When I woke, however, I felt in me a lightness of heart, such I has not experienced since my casting out from Bidnold. I could not account for it, but was most grateful to find it there. (I have, since I arrived here, found myself pondering the thing we call happiness, for which, the King once told me I had a gift. I now recognise that my supposed "gift" was much less of a thing than, say, Hannah's and Eleanor's, they being two of the most contented women I have ever met.)

It was my task, that morning, to work in the vegetable garden with Pearce, together with some six or seven men from George Fox. (I report in passing that Pearce is so fond of this plot, so proud of its drainage ditches and of the infant pear trees he is trying to grow en espalier on its southerly wall, that he likes to oversee all work done there and becomes very vaporous with irritation if his seedlings are not planted in absolutely straight lines.) The sun was once again shining and I would have found my duty in the garden quite pleasant had it not been for Pearce's behaviour towards me that morning, which was most irksome.
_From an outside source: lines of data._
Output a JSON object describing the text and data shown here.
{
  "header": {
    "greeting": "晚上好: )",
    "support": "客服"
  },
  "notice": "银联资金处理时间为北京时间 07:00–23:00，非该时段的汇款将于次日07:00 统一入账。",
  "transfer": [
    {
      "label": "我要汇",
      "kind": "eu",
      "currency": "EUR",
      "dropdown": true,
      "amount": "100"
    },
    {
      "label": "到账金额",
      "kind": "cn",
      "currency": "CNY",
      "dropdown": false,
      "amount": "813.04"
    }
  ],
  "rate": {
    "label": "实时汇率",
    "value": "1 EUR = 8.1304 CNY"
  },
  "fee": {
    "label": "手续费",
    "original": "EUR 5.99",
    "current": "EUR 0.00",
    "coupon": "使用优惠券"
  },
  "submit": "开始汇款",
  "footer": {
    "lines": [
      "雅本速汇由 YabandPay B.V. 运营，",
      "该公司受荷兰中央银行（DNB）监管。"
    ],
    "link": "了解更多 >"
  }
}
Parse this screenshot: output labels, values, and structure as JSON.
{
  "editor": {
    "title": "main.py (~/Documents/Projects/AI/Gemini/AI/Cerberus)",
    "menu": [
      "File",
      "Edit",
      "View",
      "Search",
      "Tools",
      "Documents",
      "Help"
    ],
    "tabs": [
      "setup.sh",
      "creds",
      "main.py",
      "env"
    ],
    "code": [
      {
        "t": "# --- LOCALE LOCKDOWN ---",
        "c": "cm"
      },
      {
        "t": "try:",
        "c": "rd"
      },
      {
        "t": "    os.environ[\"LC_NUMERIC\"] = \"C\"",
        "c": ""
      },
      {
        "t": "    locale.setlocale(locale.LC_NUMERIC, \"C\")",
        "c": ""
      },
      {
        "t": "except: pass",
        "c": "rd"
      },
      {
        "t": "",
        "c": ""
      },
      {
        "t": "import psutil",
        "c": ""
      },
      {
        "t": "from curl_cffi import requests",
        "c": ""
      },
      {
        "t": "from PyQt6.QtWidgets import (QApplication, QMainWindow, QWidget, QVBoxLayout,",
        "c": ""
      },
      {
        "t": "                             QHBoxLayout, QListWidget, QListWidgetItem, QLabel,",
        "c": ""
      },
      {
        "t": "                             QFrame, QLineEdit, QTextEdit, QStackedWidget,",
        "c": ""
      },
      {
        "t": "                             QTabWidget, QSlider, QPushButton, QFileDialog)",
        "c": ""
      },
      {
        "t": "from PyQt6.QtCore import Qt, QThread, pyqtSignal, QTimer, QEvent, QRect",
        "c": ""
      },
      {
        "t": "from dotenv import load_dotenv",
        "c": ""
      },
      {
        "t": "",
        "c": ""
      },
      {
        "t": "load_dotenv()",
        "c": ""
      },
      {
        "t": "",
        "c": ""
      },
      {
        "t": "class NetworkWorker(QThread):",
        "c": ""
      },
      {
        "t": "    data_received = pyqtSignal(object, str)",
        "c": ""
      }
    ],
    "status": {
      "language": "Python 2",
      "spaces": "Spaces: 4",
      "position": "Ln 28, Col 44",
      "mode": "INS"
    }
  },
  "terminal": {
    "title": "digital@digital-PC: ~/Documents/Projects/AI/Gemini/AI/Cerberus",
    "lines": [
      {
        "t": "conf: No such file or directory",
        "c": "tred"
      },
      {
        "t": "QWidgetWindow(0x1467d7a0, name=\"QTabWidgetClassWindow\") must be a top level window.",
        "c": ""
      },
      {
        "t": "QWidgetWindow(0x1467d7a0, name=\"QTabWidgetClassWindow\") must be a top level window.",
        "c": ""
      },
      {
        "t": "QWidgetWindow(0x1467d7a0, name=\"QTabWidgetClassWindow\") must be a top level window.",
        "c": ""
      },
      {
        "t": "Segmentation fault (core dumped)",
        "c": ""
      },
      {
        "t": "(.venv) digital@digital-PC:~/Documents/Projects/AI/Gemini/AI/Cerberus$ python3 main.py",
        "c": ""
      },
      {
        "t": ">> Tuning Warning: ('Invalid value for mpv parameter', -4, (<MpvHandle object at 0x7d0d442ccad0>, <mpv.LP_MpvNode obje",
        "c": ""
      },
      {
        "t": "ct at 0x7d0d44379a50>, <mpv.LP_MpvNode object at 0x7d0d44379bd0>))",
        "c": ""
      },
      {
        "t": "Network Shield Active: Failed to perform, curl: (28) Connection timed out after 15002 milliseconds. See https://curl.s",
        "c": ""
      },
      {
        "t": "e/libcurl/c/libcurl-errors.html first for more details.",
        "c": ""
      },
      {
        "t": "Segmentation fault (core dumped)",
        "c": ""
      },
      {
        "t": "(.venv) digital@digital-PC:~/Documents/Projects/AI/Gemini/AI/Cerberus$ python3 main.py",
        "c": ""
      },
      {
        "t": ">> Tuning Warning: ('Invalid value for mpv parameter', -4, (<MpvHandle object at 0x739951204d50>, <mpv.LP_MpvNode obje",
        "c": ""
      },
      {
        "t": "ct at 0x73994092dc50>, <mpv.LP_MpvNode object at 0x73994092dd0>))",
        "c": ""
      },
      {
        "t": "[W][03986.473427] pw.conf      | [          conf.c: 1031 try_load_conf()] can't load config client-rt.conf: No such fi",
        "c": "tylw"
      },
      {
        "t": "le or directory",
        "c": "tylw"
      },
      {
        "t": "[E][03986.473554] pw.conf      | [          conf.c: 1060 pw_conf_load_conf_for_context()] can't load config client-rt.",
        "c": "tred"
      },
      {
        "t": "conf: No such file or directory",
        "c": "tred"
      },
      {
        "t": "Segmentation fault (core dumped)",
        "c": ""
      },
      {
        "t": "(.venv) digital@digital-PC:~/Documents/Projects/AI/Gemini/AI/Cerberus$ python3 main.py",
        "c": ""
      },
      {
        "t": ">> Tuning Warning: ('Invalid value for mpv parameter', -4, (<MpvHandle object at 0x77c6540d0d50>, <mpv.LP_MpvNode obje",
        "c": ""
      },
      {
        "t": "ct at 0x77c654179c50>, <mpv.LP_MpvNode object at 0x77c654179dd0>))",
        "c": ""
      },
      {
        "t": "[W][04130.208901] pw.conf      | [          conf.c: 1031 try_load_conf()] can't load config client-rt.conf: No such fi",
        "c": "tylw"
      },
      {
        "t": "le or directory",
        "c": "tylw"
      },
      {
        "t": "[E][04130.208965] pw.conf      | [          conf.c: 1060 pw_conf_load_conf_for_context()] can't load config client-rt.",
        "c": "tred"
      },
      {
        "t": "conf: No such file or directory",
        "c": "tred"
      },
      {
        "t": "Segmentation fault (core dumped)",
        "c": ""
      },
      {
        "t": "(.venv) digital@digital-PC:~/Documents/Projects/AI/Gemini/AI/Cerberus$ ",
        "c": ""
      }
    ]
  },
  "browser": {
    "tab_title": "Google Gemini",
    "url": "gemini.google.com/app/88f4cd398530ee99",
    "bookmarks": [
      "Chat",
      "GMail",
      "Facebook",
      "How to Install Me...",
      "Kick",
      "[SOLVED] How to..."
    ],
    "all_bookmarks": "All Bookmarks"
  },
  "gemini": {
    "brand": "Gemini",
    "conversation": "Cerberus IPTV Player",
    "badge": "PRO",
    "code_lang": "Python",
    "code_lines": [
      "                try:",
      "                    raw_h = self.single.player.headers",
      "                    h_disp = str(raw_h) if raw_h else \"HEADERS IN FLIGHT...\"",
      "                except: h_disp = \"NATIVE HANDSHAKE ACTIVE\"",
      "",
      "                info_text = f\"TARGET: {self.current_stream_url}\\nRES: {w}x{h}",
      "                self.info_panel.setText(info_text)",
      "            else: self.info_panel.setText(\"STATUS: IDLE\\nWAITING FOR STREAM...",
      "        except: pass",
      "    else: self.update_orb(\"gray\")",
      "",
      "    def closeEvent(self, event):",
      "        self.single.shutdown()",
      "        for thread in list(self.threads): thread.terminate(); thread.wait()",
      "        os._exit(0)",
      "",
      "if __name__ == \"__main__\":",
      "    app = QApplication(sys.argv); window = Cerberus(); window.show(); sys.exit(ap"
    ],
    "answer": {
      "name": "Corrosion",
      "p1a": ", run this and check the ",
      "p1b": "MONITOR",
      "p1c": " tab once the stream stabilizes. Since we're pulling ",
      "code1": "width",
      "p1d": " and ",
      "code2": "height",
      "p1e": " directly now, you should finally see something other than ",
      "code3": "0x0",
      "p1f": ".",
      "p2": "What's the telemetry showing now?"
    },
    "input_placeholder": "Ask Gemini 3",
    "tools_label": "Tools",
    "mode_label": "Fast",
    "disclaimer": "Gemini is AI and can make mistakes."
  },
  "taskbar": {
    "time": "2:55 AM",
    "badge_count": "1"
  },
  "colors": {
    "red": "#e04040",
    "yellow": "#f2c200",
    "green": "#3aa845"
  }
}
He acted as one who wished to have nothing to do with me whatsoever, separating himself from any task in which I was occupied and replying most curtly to all my attempts to speak to him. Watching him from a distance planting beans, swooping down on a freshly raked patch of soil like a long-necked bird, using his long white fingers as a dibbling-stick, burying each bean most lovingly and moving on, I remembered how on our angling expeditions near Cambridge this mood of dislike for me would sometimes come over him. Then and now, I find it most hurtful and difficult to endure, particularly as I can seldom fathom what it is I have done to offend him. On this morning, however, I could only conclude that my outpouring of the previous evening had not been to his liking. Some hours – or even days – would probably pass; then Pearce would dissect my thesis with his clever pecking mind and lay it in ruins before me.

Meanwhile, as I plucked weeds from the onion bed, I began in a low voice, lest Pearce hear what I was doing, to talk to the man called Jacob Lowe who was working alongside me and to enquire of him what thing he most clearly remembered before coming to Whittlesea and whether, in his past life, he had some trade or calling. He told me he was a butcher and slaughterer. He described to me the ease with which he could split a calf's head and take out the tender brains. "But I was killed by a whore," he whispered. "I died of her foul cunt. And this is my second life on earth."